Direct access? We don’t always need a BDS

As a retired dentist and a long admirer of BDJ editor, Stephen Hancocks, I might be expected to take his part in this disagreement between him and the hygienists over Direct Access (DA). Sorry Stephen, but I don’t. I think you are wrong.

A couple of conversations I had last week might illustrate this.

The first was with a dental nurse I had trained 30 years ago. She was on a course to learn to provide dermal fillers, something that in those days I would not have even regarded as dentistry.

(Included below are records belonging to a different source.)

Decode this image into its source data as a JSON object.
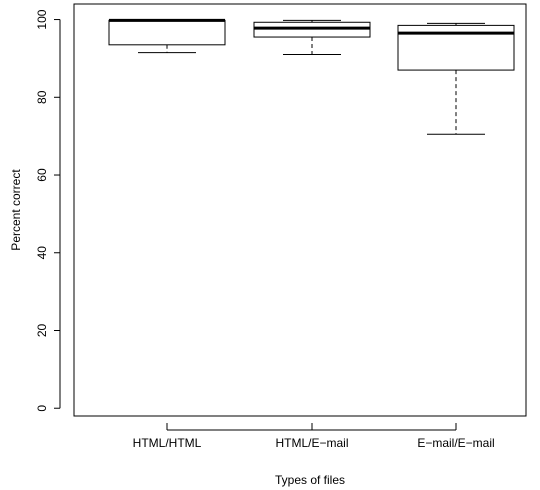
{
  "chart_data": {
    "type": "box",
    "xlabel": "Types of files",
    "ylabel": "Percent correct",
    "ylim": [
      -2,
      104
    ],
    "yticks": [
      0,
      20,
      40,
      60,
      80,
      100
    ],
    "ytick_labels": [
      "0",
      "20",
      "40",
      "60",
      "80",
      "100"
    ],
    "categories": [
      "HTML/HTML",
      "HTML/E−mail",
      "E−mail/E−mail"
    ],
    "boxes": [
      {
        "min": 91.5,
        "q1": 93.5,
        "median": 99.8,
        "q3": 99.8,
        "max": 99.8
      },
      {
        "min": 91.0,
        "q1": 95.5,
        "median": 97.8,
        "q3": 99.3,
        "max": 99.8
      },
      {
        "min": 70.5,
        "q1": 87.0,
        "median": 96.5,
        "q3": 98.5,
        "max": 99.0
      }
    ]
  }
}
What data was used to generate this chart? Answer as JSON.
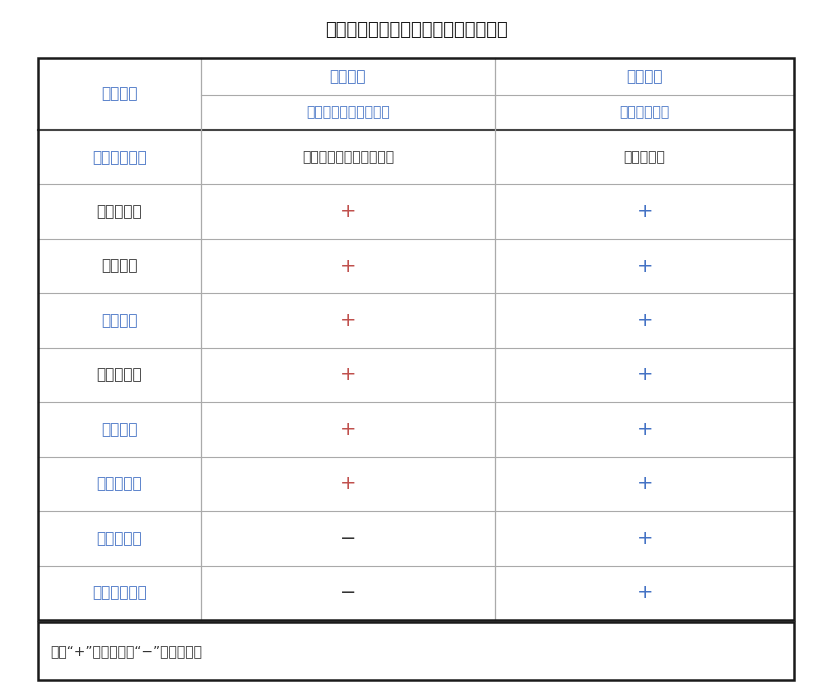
{
  "title": "阴性、阳性菌株应呈现的生化反应结果",
  "title_color": "#1a1a1a",
  "col1_header": "特征指标",
  "col2_header1": "阳性菌株",
  "col3_header1": "阴性菌株",
  "col2_header2": "枯草芽孢杆菌黑色变种",
  "col3_header2": "地衣芽孢杆菌",
  "header_color": "#4472c4",
  "rows": [
    {
      "label": "酪氨酸培养基",
      "col2": "灰色、灰黑色或黑色菌落",
      "col3": "乳白色菌落",
      "label_color": "#4472c4",
      "col2_color": "#333333",
      "col3_color": "#333333"
    },
    {
      "label": "革兰氏染色",
      "col2": "+",
      "col3": "+",
      "label_color": "#333333",
      "col2_color": "#c0504d",
      "col3_color": "#4472c4"
    },
    {
      "label": "芽孢染色",
      "col2": "+",
      "col3": "+",
      "label_color": "#333333",
      "col2_color": "#c0504d",
      "col3_color": "#4472c4"
    },
    {
      "label": "淀粉水解",
      "col2": "+",
      "col3": "+",
      "label_color": "#4472c4",
      "col2_color": "#c0504d",
      "col3_color": "#4472c4"
    },
    {
      "label": "硝酸盐还原",
      "col2": "+",
      "col3": "+",
      "label_color": "#333333",
      "col2_color": "#c0504d",
      "col3_color": "#4472c4"
    },
    {
      "label": "甘油利用",
      "col2": "+",
      "col3": "+",
      "label_color": "#4472c4",
      "col2_color": "#c0504d",
      "col3_color": "#4472c4"
    },
    {
      "label": "甘露糖利用",
      "col2": "+",
      "col3": "+",
      "label_color": "#4472c4",
      "col2_color": "#c0504d",
      "col3_color": "#4472c4"
    },
    {
      "label": "甘露醇利用",
      "col2": "−",
      "col3": "+",
      "label_color": "#4472c4",
      "col2_color": "#333333",
      "col3_color": "#4472c4"
    },
    {
      "label": "苦杏仁苷利用",
      "col2": "−",
      "col3": "+",
      "label_color": "#4472c4",
      "col2_color": "#333333",
      "col3_color": "#4472c4"
    }
  ],
  "note": "注：“+”表示阳性，“−”表示阴性。",
  "note_color": "#333333",
  "bg_color": "#ffffff",
  "border_color": "#1a1a1a",
  "inner_line_color": "#aaaaaa",
  "thick_line_color": "#444444"
}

The other was with a dentist who pointed out that if people can do body piercing with no medical qualifications, why can’t a hygienist scale teeth without a prescription?

Why can only a dentist replace a filling without reference to someone else? A patient should have the right to choose which dental professional carries out their treatment.

Stephen talks about the ‘diagnostic experience’ of the dentist. Really? When the 2006 contract came in, suddenly multiple crowns and fillings we off the menu. Dentists’ diagnoses suddenly included extractions rather than fillings.

Even the authors of the hygienists’  letter propose that the newly qualified should wait five years before being allowed to practice under direct access and only seek to diagnose within scope. Why not the same for newly qualified dentists?

The new way of working currently being piloted means most dentistry can be delivered without the need for BDS after your name.

And that includes, in my view, the oral health assessment. No Government will pay a dentist top rate to do a job that a DCP can do.

Despite being a Type 2 Diabetic my care is carried out, and done well if not better, by nurses, not doctors. It is time that we dentists got used to this ‘new way of working’.